Piso in spagnolo significa appartenento. Significa anche pavimento, yo piso significa io pesto. La prima persona del verbo pisar al tempo presente. Appartamento quindi come zona calpestabile, suolo, pavimento, a maggior ragione come luogo calpestabile. Oggi ho  formulato un desiderio diretto, via sms. Vorrei una mucca come animale domestico. Non le farei mancare niente.

 

Parlando di cose meno serie ma altrettanto dilettevoli, ieri un topo grasso mi ha attraversato la strada, io l’ho guardato e gli ho detto “ciao topo grasso” , e lui mi ha risposto, “hello motherfucker!”

 

Ecco la recensione di quel film che sicuramente vi interessa

 

sigari e sigarette

In Germania c’è una smodata passione per varie cose, tra cui fumare. I fumatori in Germania sono molti, la qual cosa contrasta con la ricerca della salute in varie forme, dal cibo alla lotta contro l’inquinamento attraverso un uso massiccio del mezzo bicicletta. Fumano le persone di mezza età, molto, e fumano anche molti giovani. Fuori dagli uffici capita spesso di vedere individui fumanti, che chiacchierano gustando i loro bastoncini di tabacco involucrati in carta di color per lo più bianca. Se siete fumatori state tranquilli, vi sono bar, e non pochi, dove si può fumare. La maggior parte direi. Qui non è vietato categoricamente come da noi, in cui l’unica variante è la saletta fumatori ad hoc.Qui un bar con scritto “bar per fumatori”, RAUCHER-BAR per la precisione.

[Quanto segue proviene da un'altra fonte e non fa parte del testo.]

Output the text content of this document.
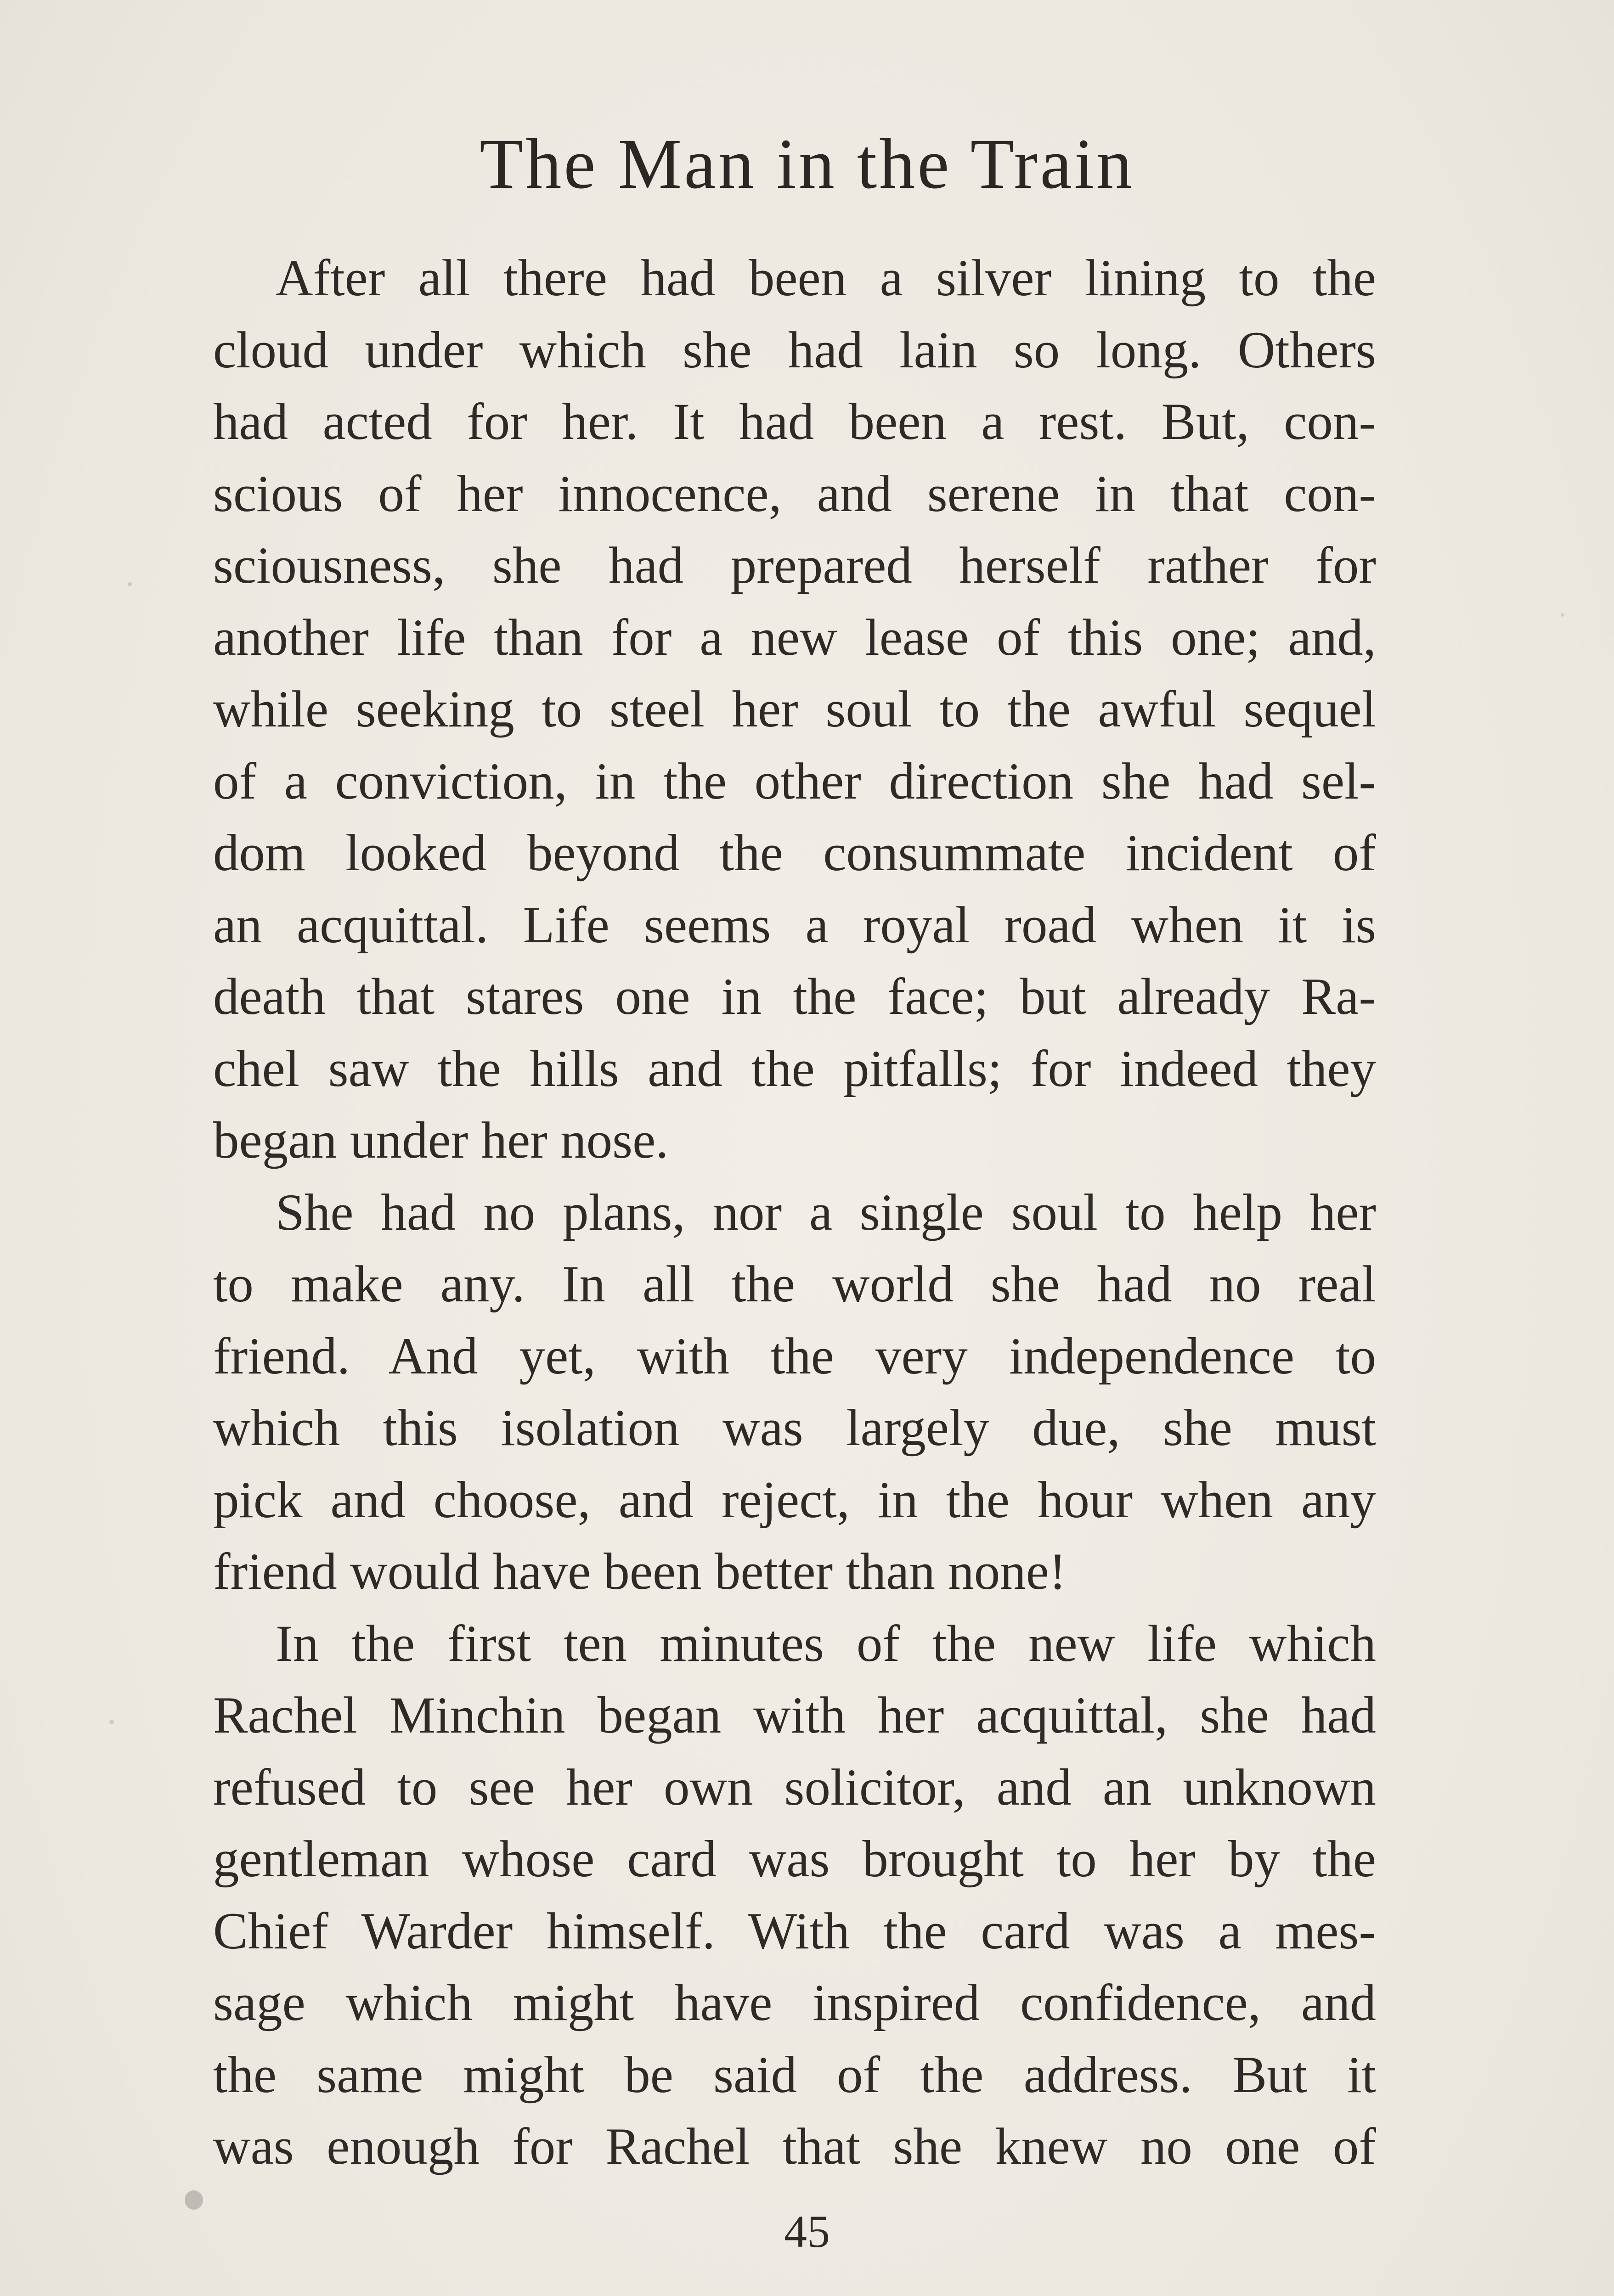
The Man in the Train
After all there had been a silver lining to the
cloud under which she had lain so long. Others
had acted for her. It had been a rest. But, con-
scious of her innocence, and serene in that con-
sciousness, she had prepared herself rather for
another life than for a new lease of this one; and,
while seeking to steel her soul to the awful sequel
of a conviction, in the other direction she had sel-
dom looked beyond the consummate incident of
an acquittal. Life seems a royal road when it is
death that stares one in the face; but already Ra-
chel saw the hills and the pitfalls; for indeed they
began under her nose.
She had no plans, nor a single soul to help her
to make any. In all the world she had no real
friend. And yet, with the very independence to
which this isolation was largely due, she must
pick and choose, and reject, in the hour when any
friend would have been better than none!
In the first ten minutes of the new life which
Rachel Minchin began with her acquittal, she had
refused to see her own solicitor, and an unknown
gentleman whose card was brought to her by the
Chief Warder himself. With the card was a mes-
sage which might have inspired confidence, and
the same might be said of the address. But it
was enough for Rachel that she knew no one of
45
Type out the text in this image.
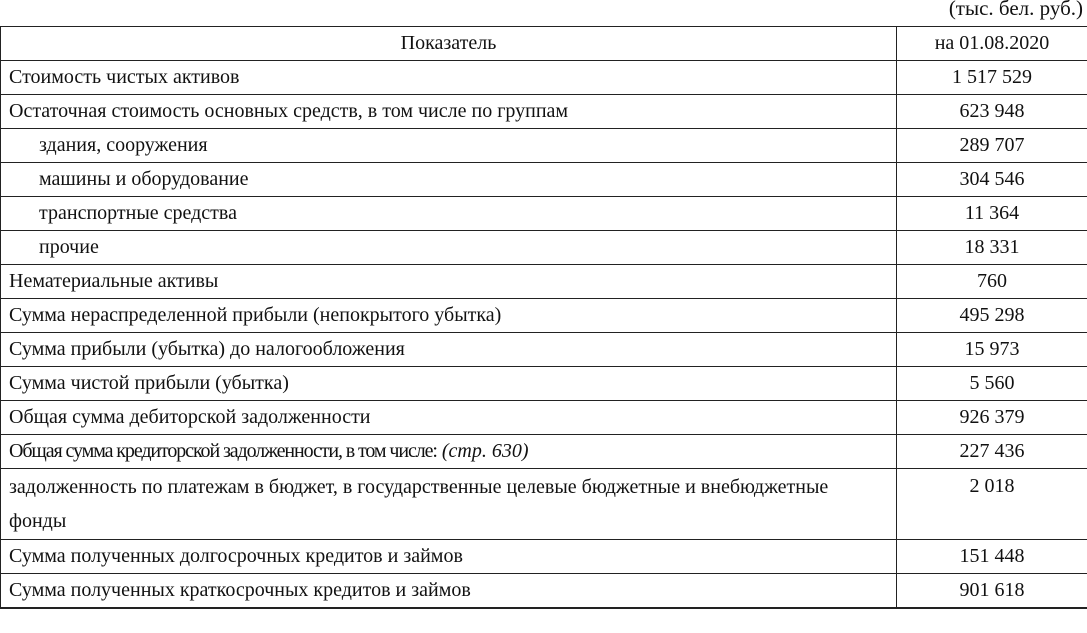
(тыс. бел. руб.)
Показатель	на 01.08.2020
Стоимость чистых активов	1 517 529
Остаточная стоимость основных средств, в том числе по группам	623 948
здания, сооружения	289 707
машины и оборудование	304 546
транспортные средства	11 364
прочие	18 331
Нематериальные активы	760
Сумма нераспределенной прибыли (непокрытого убытка)	495 298
Сумма прибыли (убытка) до налогообложения	15 973
Сумма чистой прибыли (убытка)	5 560
Общая сумма дебиторской задолженности	926 379
Общая сумма кредиторской задолженности, в том числе: (стр. 630)	227 436
задолженность по платежам в бюджет, в государственные целевые бюджетные и внебюджетные фонды	2 018
Сумма полученных долгосрочных кредитов и займов	151 448
Сумма полученных краткосрочных кредитов и займов	901 618
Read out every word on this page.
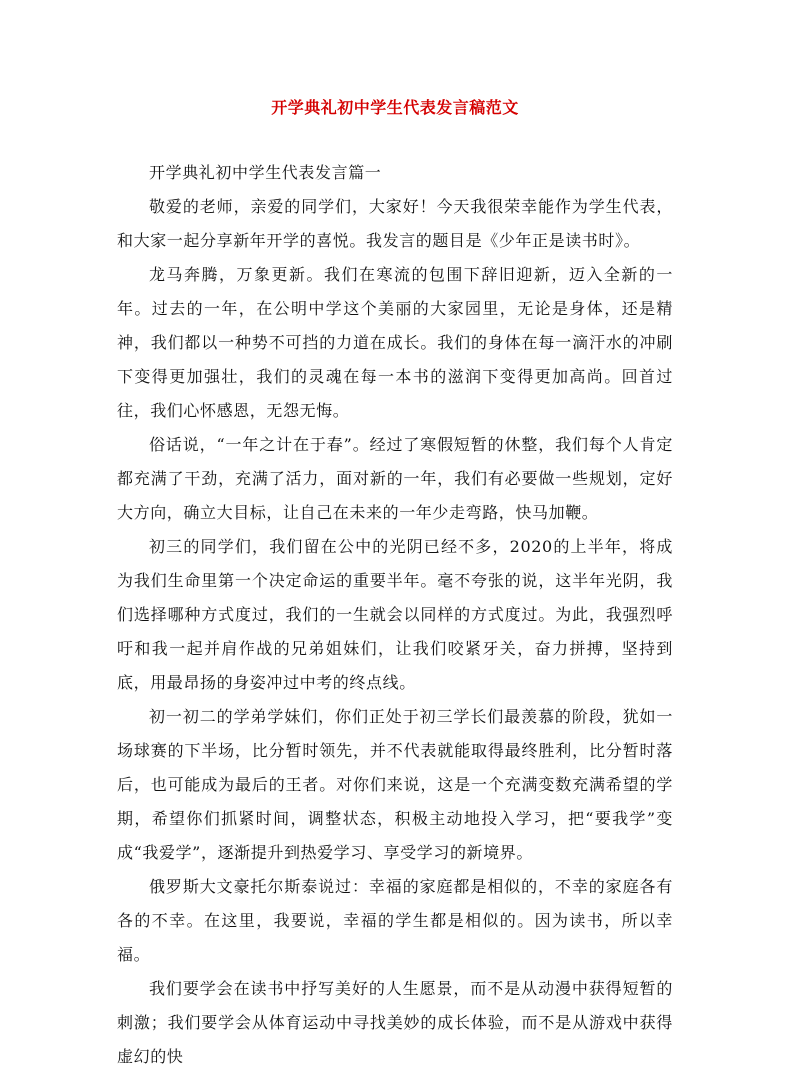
开学典礼初中学生代表发言稿范文

开学典礼初中学生代表发言篇一

敬爱的老师，亲爱的同学们，大家好！今天我很荣幸能作为学生代表，和大家一起分享新年开学的喜悦。我发言的题目是《少年正是读书时》。

龙马奔腾，万象更新。我们在寒流的包围下辞旧迎新，迈入全新的一年。过去的一年，在公明中学这个美丽的大家园里，无论是身体，还是精神，我们都以一种势不可挡的力道在成长。我们的身体在每一滴汗水的冲刷下变得更加强壮，我们的灵魂在每一本书的滋润下变得更加高尚。回首过往，我们心怀感恩，无怨无悔。

俗话说，“一年之计在于春”。经过了寒假短暂的休整，我们每个人肯定都充满了干劲，充满了活力，面对新的一年，我们有必要做一些规划，定好大方向，确立大目标，让自己在未来的一年少走弯路，快马加鞭。

初三的同学们，我们留在公中的光阴已经不多，2020的上半年，将成为我们生命里第一个决定命运的重要半年。毫不夸张的说，这半年光阴，我们选择哪种方式度过，我们的一生就会以同样的方式度过。为此，我强烈呼吁和我一起并肩作战的兄弟姐妹们，让我们咬紧牙关，奋力拼搏，坚持到底，用最昂扬的身姿冲过中考的终点线。

初一初二的学弟学妹们，你们正处于初三学长们最羡慕的阶段，犹如一场球赛的下半场，比分暂时领先，并不代表就能取得最终胜利，比分暂时落后，也可能成为最后的王者。对你们来说，这是一个充满变数充满希望的学期，希望你们抓紧时间，调整状态，积极主动地投入学习，把“要我学”变成“我爱学”，逐渐提升到热爱学习、享受学习的新境界。

俄罗斯大文豪托尔斯泰说过：幸福的家庭都是相似的，不幸的家庭各有各的不幸。在这里，我要说，幸福的学生都是相似的。因为读书，所以幸福。

我们要学会在读书中抒写美好的人生愿景，而不是从动漫中获得短暂的刺激；我们要学会从体育运动中寻找美妙的成长体验，而不是从游戏中获得虚幻的快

Ho visto un fantasma nel bagno

Tanto vale riempire il proprio bagno di elettrodomestici. Le case produttrici di essi, mostri leviatanici sull’orlo dell’immortalità, hanno copiato da tempo il mercato degli stupefacenti. Abbassare il prezzo e aumentare il bacino di utenza. Chissà se è mai morto nessuno di overdose di lavastoviglie. Questa mattina ho visto un fantasma nel bagno. Sto vedendo ossessivamente film su fantasmi e cacciatori di essi, in modo da imparare come contrastarli. Gli elettrodomestici servono per costruire armi contro di loro. E’ tutto organizzato alla perfezione, nulla al caso, ogni dettaglio sarà riutilizzato a mio beneficio contro i fantasmi. Il segreto è accompagnare le visioni con dei film noir d’annata, possibilmente proiettati in contemporanea in una seconda televisione, in stereofonia visiva.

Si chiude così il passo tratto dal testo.